The shame was doubly felt. My own and then the knowledge of the humiliation I had caused Mom. My arms and legs felt heavy, frozen and yet hot at the same time. A rock sat in the pit of my stomach. I felt as if what I had done was irreparable. There was no erasing it, no way of ever righting the wrong. A black mark, forever on my record.


But, from that point on, my sexual interest was stimulated. I had discovered this secret world. I wondered if others had discovered it too. Sure enough, every one of my friends’ parents had a stash of this type of material, under a mattress, in the back of a drawer, in a high bathroom cabinet. Some, maybe had one or two, others had full collections stacked way in the back of a closet.

By the age of eleven I had read enough Penthouse forum letters and little paperback erotic novels I would find from time to time to understand how it all worked. I had also learned how my own pleasure center operated. And of course, I would steal away from time to time, with a thin volume from Mom’s Life Cycle Library reference books for the finer points of the education no one wanted me to receive, the way I saw it.


Today, I wonder if early exposure to pornography destroyed my erotic mind.

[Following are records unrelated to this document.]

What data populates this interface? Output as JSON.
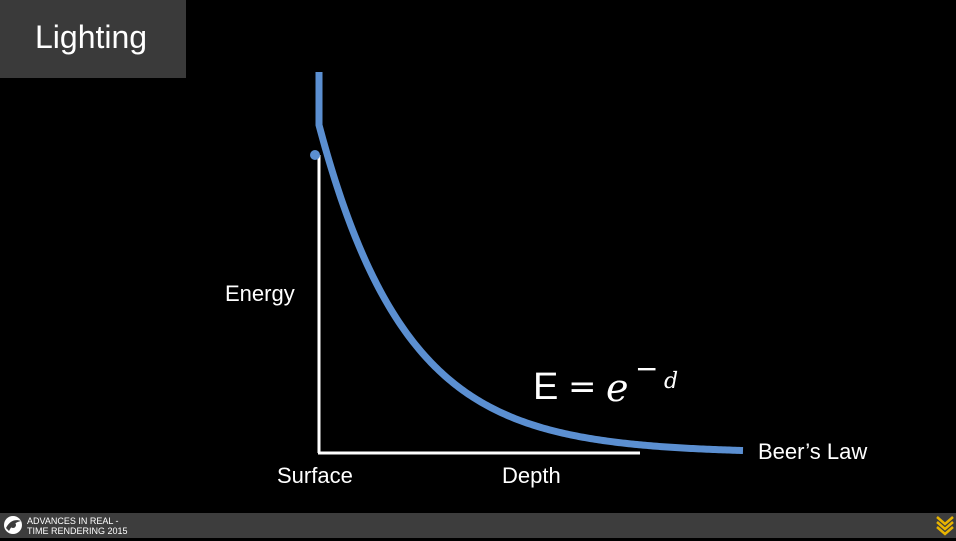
{
  "slide": {
    "title": "Lighting"
  },
  "diagram": {
    "labels": {
      "energy": "Energy",
      "surface": "Surface",
      "depth": "Depth",
      "curve_name": "Beer’s Law"
    },
    "formula": {
      "lhs": "E",
      "equals": "=",
      "base": "e",
      "sign": "−",
      "exponent": "d"
    },
    "colors": {
      "curve": "#5b8fd1",
      "axes": "#ffffff",
      "background": "#000000"
    }
  },
  "footer": {
    "line1": "ADVANCES IN REAL -",
    "line2": "TIME RENDERING 2015",
    "logo_icon": "circle-swoosh-icon",
    "brand_icon": "chevron-stack-icon",
    "brand_color": "#e8b400"
  }
}
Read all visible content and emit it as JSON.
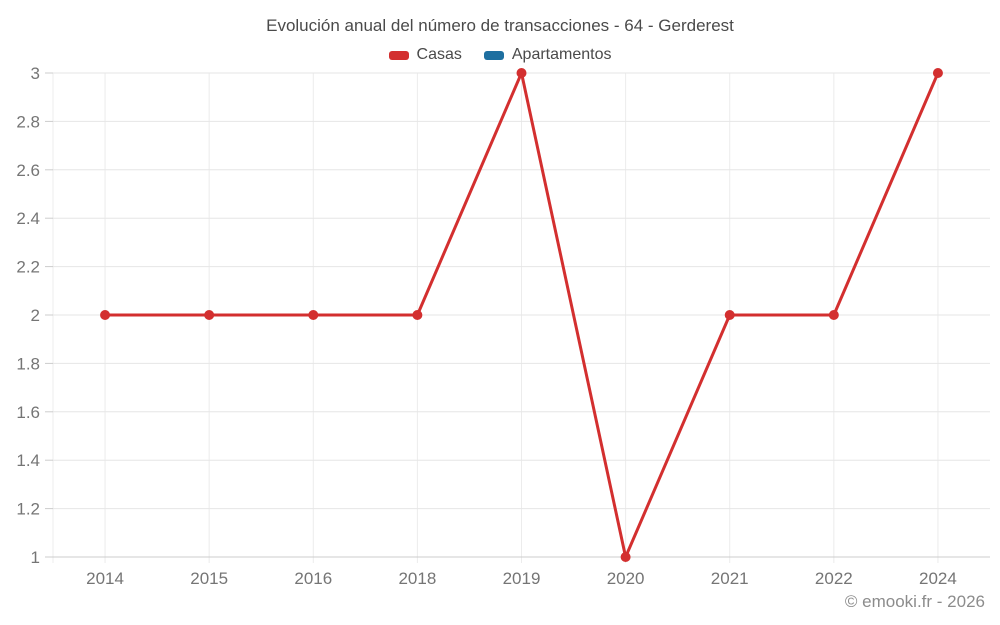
{
  "chart_data": {
    "type": "line",
    "title": "Evolución anual del número de transacciones - 64 - Gerderest",
    "categories": [
      "2014",
      "2015",
      "2016",
      "2018",
      "2019",
      "2020",
      "2021",
      "2022",
      "2024"
    ],
    "series": [
      {
        "name": "Casas",
        "color": "#d32f2f",
        "values": [
          2,
          2,
          2,
          2,
          3,
          1,
          2,
          2,
          3
        ]
      },
      {
        "name": "Apartamentos",
        "color": "#1e6fa0",
        "values": []
      }
    ],
    "xlabel": "",
    "ylabel": "",
    "ylim": [
      1,
      3
    ],
    "y_ticks": [
      1,
      1.2,
      1.4,
      1.6,
      1.8,
      2,
      2.2,
      2.4,
      2.6,
      2.8,
      3
    ],
    "y_tick_labels": [
      "1",
      "1.2",
      "1.4",
      "1.6",
      "1.8",
      "2",
      "2.2",
      "2.4",
      "2.6",
      "2.8",
      "3"
    ],
    "grid": true,
    "legend_position": "top",
    "marker": "circle"
  },
  "footer": {
    "copyright": "© emooki.fr - 2026"
  },
  "colors": {
    "title": "#4a4a4a",
    "axis_labels": "#757575",
    "h_gridline": "#e6e6e6",
    "v_gridline": "#ececec",
    "axis_line": "#cccccc",
    "tick": "#cccccc",
    "footer": "#8c8c8c",
    "background": "#ffffff"
  }
}
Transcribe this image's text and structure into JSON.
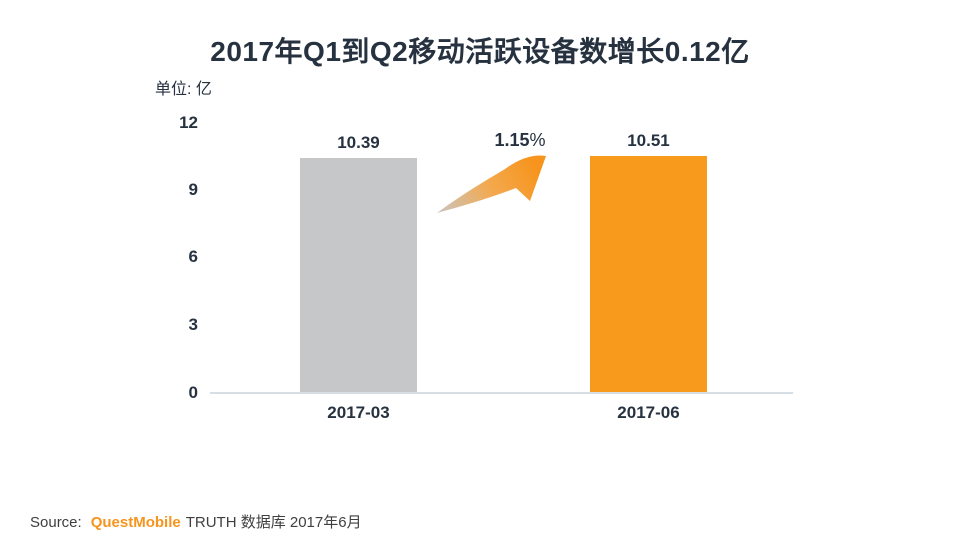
{
  "chart_data": {
    "type": "bar",
    "title": "2017年Q1到Q2移动活跃设备数增长0.12亿",
    "unit_label": "单位: 亿",
    "categories": [
      "2017-03",
      "2017-06"
    ],
    "values": [
      10.39,
      10.51
    ],
    "value_labels": [
      "10.39",
      "10.51"
    ],
    "series": [
      {
        "name": "移动活跃设备数",
        "values": [
          10.39,
          10.51
        ]
      }
    ],
    "growth": {
      "value": "1.15",
      "suffix": "%"
    },
    "yticks": [
      12,
      9,
      6,
      3,
      0
    ],
    "ylim": [
      0,
      12
    ],
    "grid": false,
    "bar_colors": [
      "#c6c7c8",
      "#f89b1c"
    ],
    "legend": null
  },
  "source": {
    "prefix": "Source:",
    "brand": "QuestMobile",
    "suffix": "TRUTH 数据库 2017年6月"
  },
  "colors": {
    "text_dark": "#273240",
    "bar_gray": "#c6c7c8",
    "bar_orange": "#f89b1c",
    "accent_orange": "#f7941d",
    "arrow_gray": "#c6c7c9",
    "axis_line": "#d7dfe5"
  }
}
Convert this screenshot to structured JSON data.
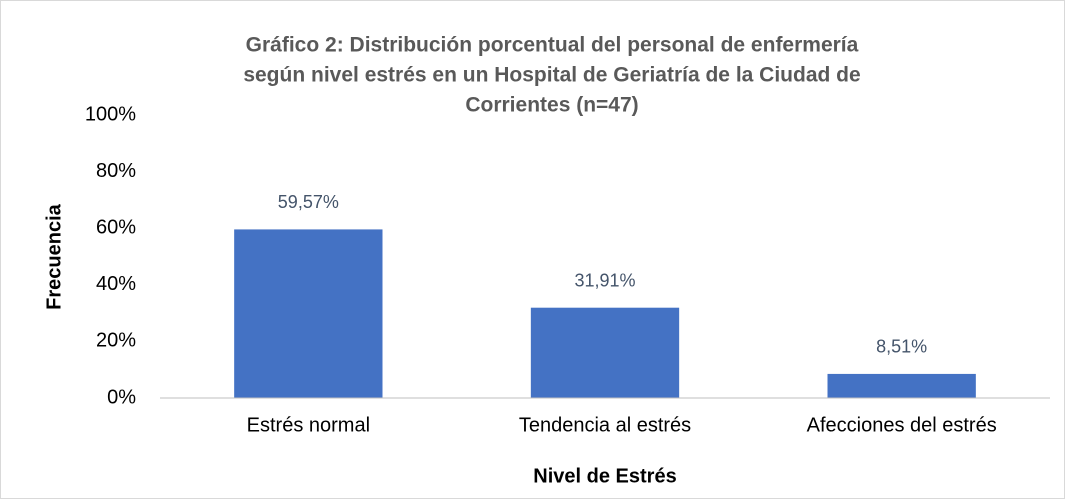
{
  "chart_data": {
    "type": "bar",
    "title": [
      "Gráfico 2: Distribución porcentual del personal de enfermería",
      "según nivel estrés en un Hospital de Geriatría de la Ciudad de",
      "Corrientes (n=47)"
    ],
    "x_label": "Nivel de Estrés",
    "y_label": "Frecuencia",
    "categories": [
      "Estrés normal",
      "Tendencia al estrés",
      "Afecciones del estrés"
    ],
    "values": [
      59.57,
      31.91,
      8.51
    ],
    "value_labels": [
      "59,57%",
      "31,91%",
      "8,51%"
    ],
    "color": "#4472c4",
    "ylim": [
      0,
      100
    ],
    "yticks": [
      {
        "value": 0,
        "label": "0%"
      },
      {
        "value": 20,
        "label": "20%"
      },
      {
        "value": 40,
        "label": "40%"
      },
      {
        "value": 60,
        "label": "60%"
      },
      {
        "value": 80,
        "label": "80%"
      },
      {
        "value": 100,
        "label": "100%"
      }
    ],
    "grid": false
  }
}
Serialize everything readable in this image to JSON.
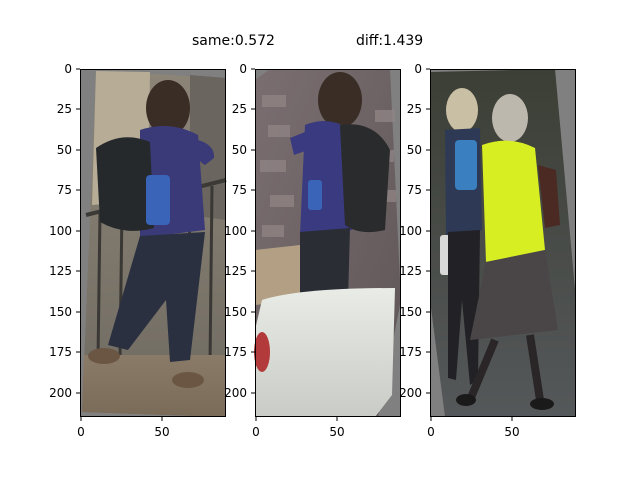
{
  "titles": {
    "same": "same:0.572",
    "diff": "diff:1.439"
  },
  "panels": [
    {
      "name": "panel-anchor",
      "xticks": [
        "0",
        "50"
      ],
      "yticks": [
        "0",
        "25",
        "50",
        "75",
        "100",
        "125",
        "150",
        "175",
        "200"
      ]
    },
    {
      "name": "panel-same",
      "xticks": [
        "0",
        "50"
      ],
      "yticks": [
        "0",
        "25",
        "50",
        "75",
        "100",
        "125",
        "150",
        "175",
        "200"
      ]
    },
    {
      "name": "panel-diff",
      "xticks": [
        "0",
        "50"
      ],
      "yticks": [
        "0",
        "25",
        "50",
        "75",
        "100",
        "125",
        "150",
        "175",
        "200"
      ]
    }
  ],
  "colors": {
    "background": "#ffffff",
    "image_padding": "#808080",
    "axis": "#000000"
  }
}
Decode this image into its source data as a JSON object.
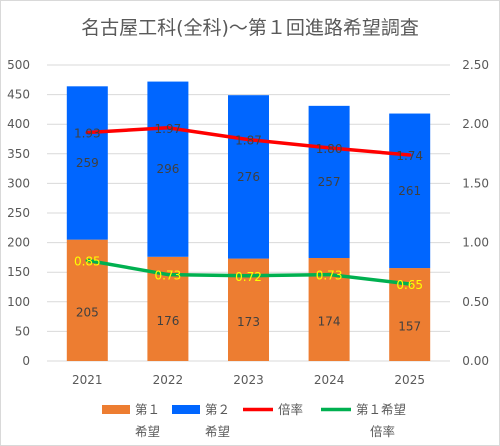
{
  "chart_data": {
    "type": "bar",
    "title": "名古屋工科(全科)～第１回進路希望調査",
    "categories": [
      "2021",
      "2022",
      "2023",
      "2024",
      "2025"
    ],
    "series": [
      {
        "name": "第１希望",
        "kind": "bar",
        "stack": "s",
        "color": "#ed7d31",
        "values": [
          205,
          176,
          173,
          174,
          157
        ],
        "labels": [
          "205",
          "176",
          "173",
          "174",
          "157"
        ]
      },
      {
        "name": "第２希望",
        "kind": "bar",
        "stack": "s",
        "color": "#0066ff",
        "values": [
          259,
          296,
          276,
          257,
          261
        ],
        "labels": [
          "259",
          "296",
          "276",
          "257",
          "261"
        ]
      },
      {
        "name": "倍率",
        "kind": "line",
        "axis": "right",
        "color": "#ff0000",
        "values": [
          1.93,
          1.97,
          1.87,
          1.8,
          1.74
        ],
        "labels": [
          "1.93",
          "1.97",
          "1.87",
          "1.80",
          "1.74"
        ]
      },
      {
        "name": "第１希望倍率",
        "kind": "line",
        "axis": "right",
        "color": "#00b050",
        "values": [
          0.85,
          0.73,
          0.72,
          0.73,
          0.65
        ],
        "labels": [
          "0.85",
          "0.73",
          "0.72",
          "0.73",
          "0.65"
        ]
      }
    ],
    "y_left": {
      "range": [
        0,
        500
      ],
      "ticks": [
        "0",
        "50",
        "100",
        "150",
        "200",
        "250",
        "300",
        "350",
        "400",
        "450",
        "500"
      ]
    },
    "y_right": {
      "range": [
        0,
        2.5
      ],
      "ticks": [
        "0.00",
        "0.50",
        "1.00",
        "1.50",
        "2.00",
        "2.50"
      ]
    },
    "grid": true,
    "legend": {
      "position": "bottom",
      "items": [
        {
          "line1": "第１",
          "line2": "希望",
          "color": "#ed7d31",
          "shape": "rect"
        },
        {
          "line1": "第２",
          "line2": "希望",
          "color": "#0066ff",
          "shape": "rect"
        },
        {
          "line1": "倍率",
          "line2": "",
          "color": "#ff0000",
          "shape": "line"
        },
        {
          "line1": "第１希望",
          "line2": "倍率",
          "color": "#00b050",
          "shape": "line"
        }
      ]
    },
    "label_colors": {
      "bar": "#404040",
      "green_line": "#ffff00",
      "red_line": "#404040"
    }
  }
}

This theory has been posited around lately, due to the rise of internet porn and its attending addiction.

My coming of age in the 1980s was hot on the heels of the women’s liberation movement. The discovery of the clitoral orgasm and women’s freedom of sexual expression. Think Shere Hite and Erica Jong. The erotic sphere was just opening up for us. I knew instinctively and strongly believed that we had a right to pursue and experience pleasure in all its forms.

As I grew older and learned more about sexual politics, I felt vindicated in my sort of fixation with sex and all things sexual. But, I do feel my exposure was at way too young an age and the shame surrounding it might have messed me up.

On top of that, I was molested by trusted adult men in my life, before the age of ten. So, maybe the influences and experiences just created this perfect storm.

Perhaps the combination of seeking love and male attention, plus my strong sexual impulse was like a loaded gun. And I was trigger happy.